Der Spiegel: Probe into Nord Stream Blast Points to Ukrainian Specialists

Published: 25 August 2023

Nord Stream gas leaks 2022.svgNord Stream gas leaks. (Photo: FactsWithoutBias1, Wikimedia, License)

By OCCRP

For almost a year now, police investigators, prosecutors, and intelligence services from nearly a dozen countries have been diligently working to uncover who blew up the Nord Stream pipelines that supplied Europe with natural gas from Russia last September.

Whatever findings they ultimately unveil could pose a political challenge for Berlin and the rest of Europe. Politicians are already apprehensive about the potential outcomes of this sensitive investigation.

A six-month-long probe conducted by reporters from Der Spiegel and the TV station ZDF seems to confirm what U.S. intelligence has asserted from the start: a group of Ukrainian specialists chartered a sailboat and planted the explosives that ruptured three of the four pipes comprising Nord Stream 1 and 2.

Abundant traces of octogen, an underwater explosive, were discovered aboard the sailboat "Andromeda," which the suspects had chartered in the German port town of Warnemünde on the Baltic Sea.

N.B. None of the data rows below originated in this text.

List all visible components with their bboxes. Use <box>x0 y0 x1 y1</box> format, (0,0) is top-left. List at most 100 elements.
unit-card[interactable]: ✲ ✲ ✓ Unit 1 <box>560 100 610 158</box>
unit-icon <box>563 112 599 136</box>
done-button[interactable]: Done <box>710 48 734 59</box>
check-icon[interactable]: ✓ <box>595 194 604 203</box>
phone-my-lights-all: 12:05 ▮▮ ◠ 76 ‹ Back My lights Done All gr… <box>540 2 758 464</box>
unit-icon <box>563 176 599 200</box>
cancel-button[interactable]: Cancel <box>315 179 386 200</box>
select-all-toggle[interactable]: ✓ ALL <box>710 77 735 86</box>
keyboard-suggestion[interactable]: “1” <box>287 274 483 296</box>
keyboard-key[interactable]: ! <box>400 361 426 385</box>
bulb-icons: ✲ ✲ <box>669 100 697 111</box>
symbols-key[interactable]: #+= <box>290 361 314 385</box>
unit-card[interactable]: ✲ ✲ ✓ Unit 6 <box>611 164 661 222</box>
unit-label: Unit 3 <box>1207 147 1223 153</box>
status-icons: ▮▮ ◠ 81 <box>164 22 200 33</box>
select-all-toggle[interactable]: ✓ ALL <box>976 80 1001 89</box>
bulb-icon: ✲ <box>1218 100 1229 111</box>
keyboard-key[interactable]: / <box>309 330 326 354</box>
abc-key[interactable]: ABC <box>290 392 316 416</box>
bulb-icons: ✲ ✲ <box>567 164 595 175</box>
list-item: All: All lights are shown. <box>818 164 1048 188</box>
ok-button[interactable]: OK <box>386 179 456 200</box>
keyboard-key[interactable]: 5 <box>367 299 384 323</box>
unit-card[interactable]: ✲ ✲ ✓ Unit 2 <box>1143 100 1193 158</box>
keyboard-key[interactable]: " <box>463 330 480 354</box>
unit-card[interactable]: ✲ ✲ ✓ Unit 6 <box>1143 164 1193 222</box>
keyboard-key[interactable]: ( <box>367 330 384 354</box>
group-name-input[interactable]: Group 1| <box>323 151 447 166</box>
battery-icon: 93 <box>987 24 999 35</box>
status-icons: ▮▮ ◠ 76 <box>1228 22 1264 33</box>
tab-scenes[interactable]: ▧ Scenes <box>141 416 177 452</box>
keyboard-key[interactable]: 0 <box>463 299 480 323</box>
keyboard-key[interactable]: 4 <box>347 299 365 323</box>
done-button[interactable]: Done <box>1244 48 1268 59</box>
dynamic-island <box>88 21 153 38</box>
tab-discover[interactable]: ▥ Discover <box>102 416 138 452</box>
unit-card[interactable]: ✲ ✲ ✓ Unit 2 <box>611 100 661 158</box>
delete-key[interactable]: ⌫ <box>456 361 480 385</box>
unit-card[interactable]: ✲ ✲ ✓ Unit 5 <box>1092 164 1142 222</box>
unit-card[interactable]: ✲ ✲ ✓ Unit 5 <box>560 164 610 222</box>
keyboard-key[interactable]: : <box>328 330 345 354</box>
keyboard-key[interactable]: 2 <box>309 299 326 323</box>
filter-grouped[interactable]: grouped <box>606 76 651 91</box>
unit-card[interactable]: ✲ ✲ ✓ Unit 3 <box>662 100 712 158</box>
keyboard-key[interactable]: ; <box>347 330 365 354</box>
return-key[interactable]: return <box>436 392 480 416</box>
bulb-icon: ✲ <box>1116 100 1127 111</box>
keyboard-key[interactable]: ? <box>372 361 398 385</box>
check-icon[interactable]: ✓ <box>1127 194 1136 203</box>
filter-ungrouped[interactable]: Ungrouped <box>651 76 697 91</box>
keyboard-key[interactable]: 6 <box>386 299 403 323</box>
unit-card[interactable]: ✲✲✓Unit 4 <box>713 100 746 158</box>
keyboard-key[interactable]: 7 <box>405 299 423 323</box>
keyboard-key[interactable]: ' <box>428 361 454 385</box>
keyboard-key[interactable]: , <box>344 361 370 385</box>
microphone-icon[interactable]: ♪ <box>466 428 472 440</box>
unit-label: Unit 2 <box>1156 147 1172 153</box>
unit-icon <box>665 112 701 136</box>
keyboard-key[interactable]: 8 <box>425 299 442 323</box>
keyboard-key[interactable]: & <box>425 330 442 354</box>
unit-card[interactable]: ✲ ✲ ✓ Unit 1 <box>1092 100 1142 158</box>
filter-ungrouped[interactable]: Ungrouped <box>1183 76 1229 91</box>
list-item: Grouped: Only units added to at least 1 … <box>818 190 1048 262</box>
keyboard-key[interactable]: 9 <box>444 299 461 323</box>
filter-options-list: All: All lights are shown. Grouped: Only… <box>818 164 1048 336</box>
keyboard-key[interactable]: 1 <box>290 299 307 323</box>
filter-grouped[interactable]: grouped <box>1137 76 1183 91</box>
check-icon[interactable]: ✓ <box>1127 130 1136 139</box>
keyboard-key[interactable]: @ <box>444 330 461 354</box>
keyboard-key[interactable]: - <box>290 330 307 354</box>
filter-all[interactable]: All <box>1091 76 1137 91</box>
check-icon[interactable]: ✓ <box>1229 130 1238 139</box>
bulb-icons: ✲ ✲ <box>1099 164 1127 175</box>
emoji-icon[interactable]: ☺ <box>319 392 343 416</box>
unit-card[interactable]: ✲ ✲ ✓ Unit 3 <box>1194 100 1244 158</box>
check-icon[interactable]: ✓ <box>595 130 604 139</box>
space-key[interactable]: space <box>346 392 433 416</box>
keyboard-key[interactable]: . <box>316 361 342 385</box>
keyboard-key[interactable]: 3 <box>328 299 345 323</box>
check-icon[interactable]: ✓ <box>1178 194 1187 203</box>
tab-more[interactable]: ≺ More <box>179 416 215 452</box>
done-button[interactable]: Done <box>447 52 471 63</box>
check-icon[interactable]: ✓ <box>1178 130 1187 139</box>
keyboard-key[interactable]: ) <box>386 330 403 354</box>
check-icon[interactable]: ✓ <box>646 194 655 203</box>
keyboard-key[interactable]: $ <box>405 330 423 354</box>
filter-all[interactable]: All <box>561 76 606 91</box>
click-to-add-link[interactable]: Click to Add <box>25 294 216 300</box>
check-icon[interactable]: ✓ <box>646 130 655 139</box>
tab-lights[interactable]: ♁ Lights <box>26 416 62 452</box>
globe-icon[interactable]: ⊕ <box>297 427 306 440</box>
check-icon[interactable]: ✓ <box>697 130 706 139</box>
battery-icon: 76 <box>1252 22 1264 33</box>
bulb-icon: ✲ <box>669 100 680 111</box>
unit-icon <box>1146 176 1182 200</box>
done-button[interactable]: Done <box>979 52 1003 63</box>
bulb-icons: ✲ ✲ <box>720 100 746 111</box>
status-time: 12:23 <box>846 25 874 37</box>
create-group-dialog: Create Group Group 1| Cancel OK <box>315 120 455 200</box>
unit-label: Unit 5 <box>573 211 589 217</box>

Reporters chartered the same vessel, retraced the perpetrators' route, and attempted to locate some of the crew members responsible for the pipelines’ explosion.

Andromeda was chartered on September 6 last year through a Warsaw travel agency that lacks a website, phone number, offices, or employees.

The agency's manager, Nataliia A., 54, resides in Kyiv and seems to lack any experience in tourism. When reporters called her Ukrainian mobile phone, she hung up as soon as they identified themselves as journalists. A few days later, an individual claiming to be a police officer returned the call and threatened to sue the reporter for stalking.

When they arrived in Warnemünde to board the yacht, the suspects presented a Romanian passport in the name of Ștefan Marcu. Along with colleagues from the investigative networks Rise Moldova and OCCRP, the reporters managed to track him down and find out that the 60-year-old had no involvement in the attack. His passport had expired a month after the attack, but somehow his information was used to create a new one but with the photo of a 20-year-old.

Reporters believe the person in the photo is actually a man known as Valeri K. from Dnipro, Ukraine, who is currently serving in the Ukrainian Army’s 93rd Brigade. However, the photo could also have been misused as DNA samples taken from traces left on Andromeda and samples taken from Valeri's son have not matched.

Whoever they are, the five men and one woman appear to have executed the attack without informing the Ukrainian leadership. Ukrainian President Volodymyr Zelensky said in the aftermath of the bombing that he would never have approved such an operation.

The sabotage is deemed the most severe assault on German national security, and the investigation is considered amongst the most crucial, and potentially politically explosive, since World War II.

Not that other outcomes of this probe would be more favorable for Berlin.

Some speculate that Moscow might be behind the attack. That its agents had left a false trail of evidence to lead investigators to Kyiv, in order to turn public opinion against Ukraine.

Possible, but if Russia is truly to blame, could the attack be viewed as an act of war, Der Spiegel asked. Would Article 5 be invoked, stating that an attack on one member is an attack on the entire Alliance, thus necessitating a collective response? Could this lead to the dissolution of the Alliance?

While it's possible that Russia is responsible, it's not probable. The pipelines represent a significant source of income for Moscow.

From the outset, the Nord Stream 2 project faced criticism from Germany's allies. The United States, the United Kingdom, Poland, and Ukraine argued that it would heighten German reliance on Russian gas and give Moscow the ability to blackmail Berlin.

On the other hand, if it was Ukraine that blew up the pipelines to deprive Moscow of the income it relies on to sustain its aggression, how would Germany react? Should Berlin continue sending tanks and fighter jets to Kyiv?

And if the U.S. or the U.K. had any involvement in the attack, could it jeopardize a 80-year-long partnership?

If one thing is clear, the sabotage highlights how vulnerable critical infrastructure can be to any nation’s security. Countries like North Korea, Iran, and other unfriendly states are now closely observing the fallout, waiting to see what the response will be.

Should the culprits ultimately evade justice, it could embolden future attacks against other critical targets such as internet nodes, oil pipelines, or nuclear plants. 

One way or the other, Der Spiegel claims, the investigation has put politicians between a rock and a hard place.